During this study, Cerebrotech Visors were sent with emergency medical personnel in regions that have five comprehensive stroke centers that have endovascular capabilities to treat large-vessel occlusions that could cause a severe stroke. The study was designed to accurately identify severe stroke and compare those results with traditional physical examinations that emergency personnel currently practice.
The study evaluated healthy patients and patients with suspected stroke using the VIPS device. Each patient received three readings that took about 30 seconds each and were later evaluated by a neurologist who used neuroimaging to give a definite diagnosis.
Cerebrotech Visor had 92% accuracy when compared to the neurologist’s diagnoses. It was able to detect the difference between patients who had a severe stroke, mild stroke or no brain pathology at all. The device was not tested in patients who have cranial implants as the metal can interfere with the device’s radio frequencies.
Cerebrotech Medical Systems paid consultants to analyze neuroimaging data to teach the VIPS device which radio waves were likely stroke. Consultants did not have access to VIPS radio wave data while reviewing images.

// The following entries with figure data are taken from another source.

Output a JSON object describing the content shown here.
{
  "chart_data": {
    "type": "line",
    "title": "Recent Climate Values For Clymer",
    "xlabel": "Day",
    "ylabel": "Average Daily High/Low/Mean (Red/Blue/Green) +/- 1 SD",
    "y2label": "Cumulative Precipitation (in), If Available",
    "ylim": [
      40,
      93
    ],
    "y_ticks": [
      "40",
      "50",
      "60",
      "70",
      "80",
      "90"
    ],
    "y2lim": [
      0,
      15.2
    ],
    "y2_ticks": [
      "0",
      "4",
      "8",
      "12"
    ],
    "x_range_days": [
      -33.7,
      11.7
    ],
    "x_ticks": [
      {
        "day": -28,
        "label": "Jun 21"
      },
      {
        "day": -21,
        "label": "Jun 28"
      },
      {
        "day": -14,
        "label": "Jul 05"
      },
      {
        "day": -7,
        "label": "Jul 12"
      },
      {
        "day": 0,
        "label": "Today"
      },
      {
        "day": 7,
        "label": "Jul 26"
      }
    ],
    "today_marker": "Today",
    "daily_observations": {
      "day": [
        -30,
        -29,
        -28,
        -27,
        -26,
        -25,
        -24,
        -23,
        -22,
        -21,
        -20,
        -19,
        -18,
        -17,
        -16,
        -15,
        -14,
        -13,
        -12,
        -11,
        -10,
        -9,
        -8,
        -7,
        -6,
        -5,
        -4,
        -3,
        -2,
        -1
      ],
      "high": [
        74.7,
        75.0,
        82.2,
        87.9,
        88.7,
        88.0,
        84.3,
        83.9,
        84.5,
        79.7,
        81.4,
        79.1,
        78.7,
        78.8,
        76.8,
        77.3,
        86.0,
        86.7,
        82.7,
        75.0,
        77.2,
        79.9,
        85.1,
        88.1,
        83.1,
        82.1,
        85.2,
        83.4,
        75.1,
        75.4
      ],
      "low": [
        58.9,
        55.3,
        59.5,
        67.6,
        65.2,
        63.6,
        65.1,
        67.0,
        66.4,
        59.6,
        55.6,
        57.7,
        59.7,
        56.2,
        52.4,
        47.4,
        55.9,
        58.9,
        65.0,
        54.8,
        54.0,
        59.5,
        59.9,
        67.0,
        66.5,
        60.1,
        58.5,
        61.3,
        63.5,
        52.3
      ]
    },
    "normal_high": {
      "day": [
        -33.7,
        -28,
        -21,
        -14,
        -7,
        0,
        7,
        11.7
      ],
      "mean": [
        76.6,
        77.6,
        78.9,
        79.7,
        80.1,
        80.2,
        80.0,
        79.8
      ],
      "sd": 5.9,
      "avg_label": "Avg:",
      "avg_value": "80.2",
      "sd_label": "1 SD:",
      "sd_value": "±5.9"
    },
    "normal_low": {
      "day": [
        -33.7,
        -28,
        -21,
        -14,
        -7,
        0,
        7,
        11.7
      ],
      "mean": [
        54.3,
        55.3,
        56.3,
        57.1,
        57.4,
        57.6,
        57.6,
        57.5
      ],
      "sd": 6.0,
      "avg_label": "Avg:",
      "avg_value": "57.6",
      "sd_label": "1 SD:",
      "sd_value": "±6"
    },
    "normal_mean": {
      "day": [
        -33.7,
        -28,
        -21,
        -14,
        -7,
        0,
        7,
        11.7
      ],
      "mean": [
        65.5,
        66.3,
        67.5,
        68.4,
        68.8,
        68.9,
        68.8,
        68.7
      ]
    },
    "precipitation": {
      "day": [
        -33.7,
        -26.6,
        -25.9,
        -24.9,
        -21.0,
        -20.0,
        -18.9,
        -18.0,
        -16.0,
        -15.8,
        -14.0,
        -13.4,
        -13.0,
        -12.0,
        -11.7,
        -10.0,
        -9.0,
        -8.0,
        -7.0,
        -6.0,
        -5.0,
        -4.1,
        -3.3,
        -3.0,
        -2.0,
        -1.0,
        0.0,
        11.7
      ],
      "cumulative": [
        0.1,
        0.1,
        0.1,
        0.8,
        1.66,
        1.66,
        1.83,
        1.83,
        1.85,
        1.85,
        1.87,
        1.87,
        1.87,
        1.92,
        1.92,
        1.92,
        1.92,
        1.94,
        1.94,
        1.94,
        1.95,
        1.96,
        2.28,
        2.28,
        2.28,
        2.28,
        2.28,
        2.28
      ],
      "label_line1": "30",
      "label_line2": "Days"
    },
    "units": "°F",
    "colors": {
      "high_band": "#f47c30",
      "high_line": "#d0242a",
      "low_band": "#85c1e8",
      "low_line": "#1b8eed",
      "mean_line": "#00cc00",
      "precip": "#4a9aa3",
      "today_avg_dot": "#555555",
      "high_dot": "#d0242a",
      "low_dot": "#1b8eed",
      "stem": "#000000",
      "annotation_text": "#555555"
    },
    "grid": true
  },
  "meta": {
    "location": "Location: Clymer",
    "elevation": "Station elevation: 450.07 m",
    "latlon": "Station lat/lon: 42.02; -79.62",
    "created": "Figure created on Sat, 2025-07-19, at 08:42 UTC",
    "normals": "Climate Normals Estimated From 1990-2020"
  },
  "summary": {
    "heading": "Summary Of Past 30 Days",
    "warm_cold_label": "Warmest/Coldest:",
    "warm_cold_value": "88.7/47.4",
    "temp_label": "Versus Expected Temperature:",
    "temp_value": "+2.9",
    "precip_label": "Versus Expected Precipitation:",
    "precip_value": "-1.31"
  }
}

The researchers hope to expand the VIPS device so it can use complex machine learning algorithms to teach the difference between minor and severe stroke without the need for neurologists. They also hope that the device could be used in public spaces like a defibrillator.
“This could potentially be something like a defibrillator,” Turner said. “You can find out if a patient is having a stroke, just like you can put a defibrillator on a patient to see if they’re having a heart attack.”
The research was published in the Journal of Neurointerventional Surgery and was funded by Cerebrotech Medical Systems.